Let $\mu $ be a measure on $(X,\mathcal{P}(X))$ where $|X|=\aleph_1$. Show that there exists a function $f:X\longrightarrow [0,\infty)$ and a $0-\infty$ measure $\nu$ on $(X,\mathcal{P}(X))$ such that: $$ \mu\left(E\right)=\sum_{x\in E}f\left(x\right)+\nu\left(E\right) $$ For all $E\subseteq X$.
Note: a $0-\infty$ measure is a measure that only takes the value $0$ and $\infty$.

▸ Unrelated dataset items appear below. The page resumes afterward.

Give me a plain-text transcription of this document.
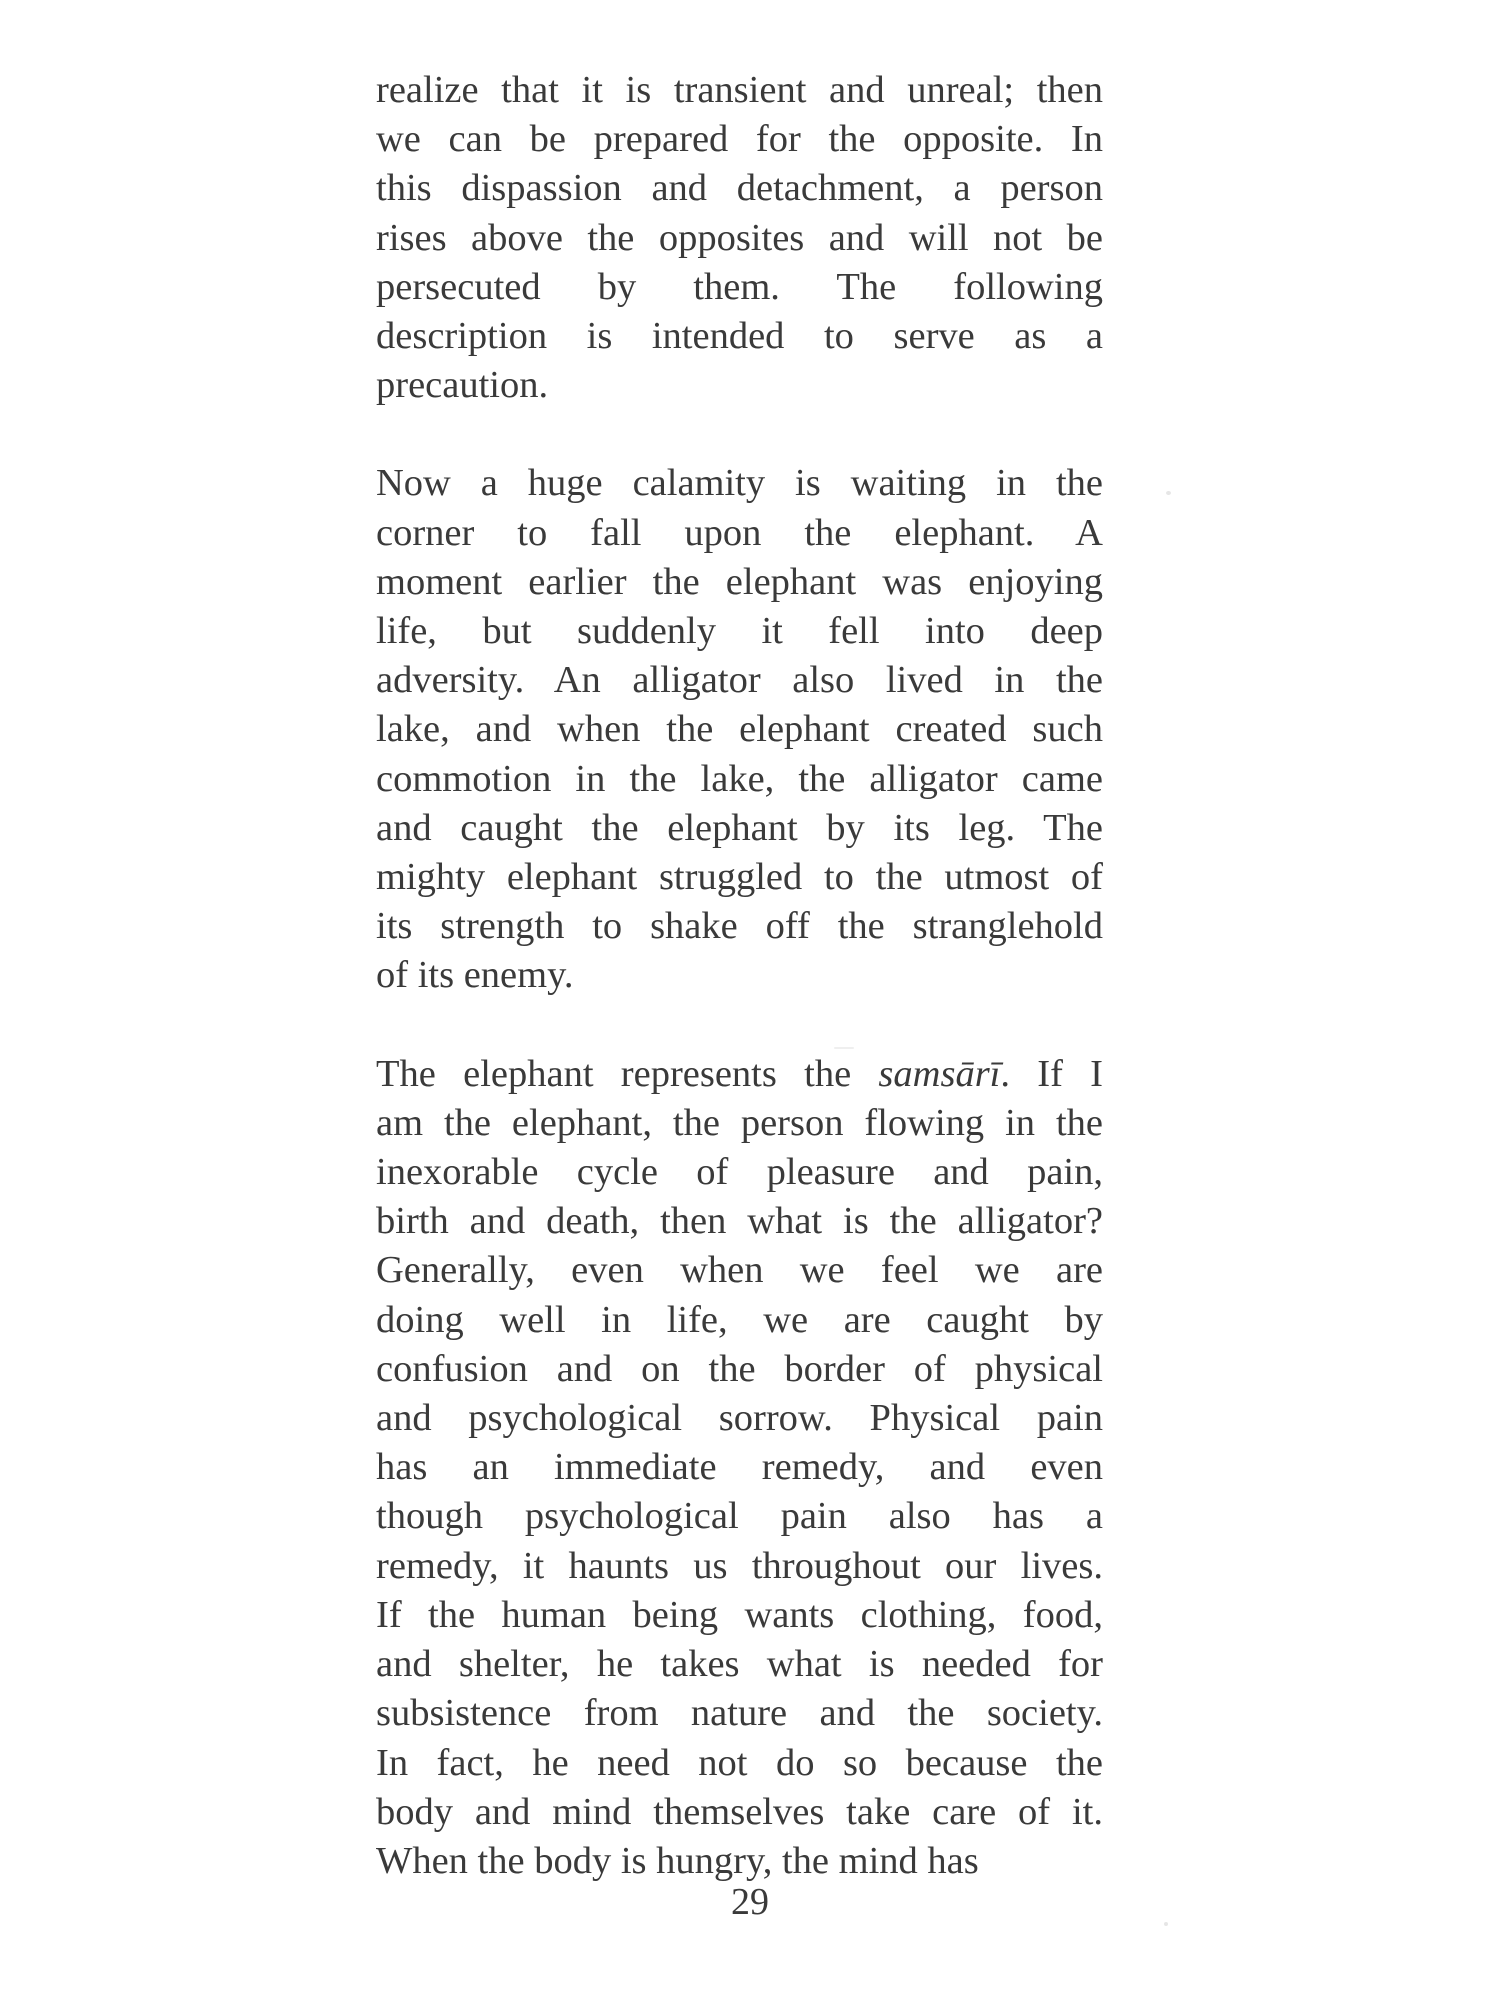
realize that it is transient and unreal; then
we can be prepared for the opposite. In
this dispassion and detachment, a person
rises above the opposites and will not be
persecuted by them. The following
description is intended to serve as a
precaution.

Now a huge calamity is waiting in the
corner to fall upon the elephant. A
moment earlier the elephant was enjoying
life, but suddenly it fell into deep
adversity. An alligator also lived in the
lake, and when the elephant created such
commotion in the lake, the alligator came
and caught the elephant by its leg. The
mighty elephant struggled to the utmost of
its strength to shake off the stranglehold
of its enemy.

The elephant represents the samsārī. If I
am the elephant, the person flowing in the
inexorable cycle of pleasure and pain,
birth and death, then what is the alligator?
Generally, even when we feel we are
doing well in life, we are caught by
confusion and on the border of physical
and psychological sorrow. Physical pain
has an immediate remedy, and even
though psychological pain also has a
remedy, it haunts us throughout our lives.
If the human being wants clothing, food,
and shelter, he takes what is needed for
subsistence from nature and the society.
In fact, he need not do so because the
body and mind themselves take care of it.
When the body is hungry, the mind has

29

Been thinking about it for a while and still not sure where to start. Any help would be highly appreciated. Thanks in advance.
EDIT:
I proved that $$ \mu=\mu_{0}+\nu $$ Where $$ \mu_{0}\left(E\right)=\sup\left\{ \mu\left(F\right)\thinspace:\thinspace F\subseteq E,\thinspace F\in\mathcal{M}\thinspace\mu\left(F\right)<\infty \right\} $$
and $\nu$ is a $0-\infty$ measure.
Need to find a way to show that in the particular case of $|X|=\aleph_1$ this $\mu_0$ can be shown a sum of the function $f(x)$over the set $E$.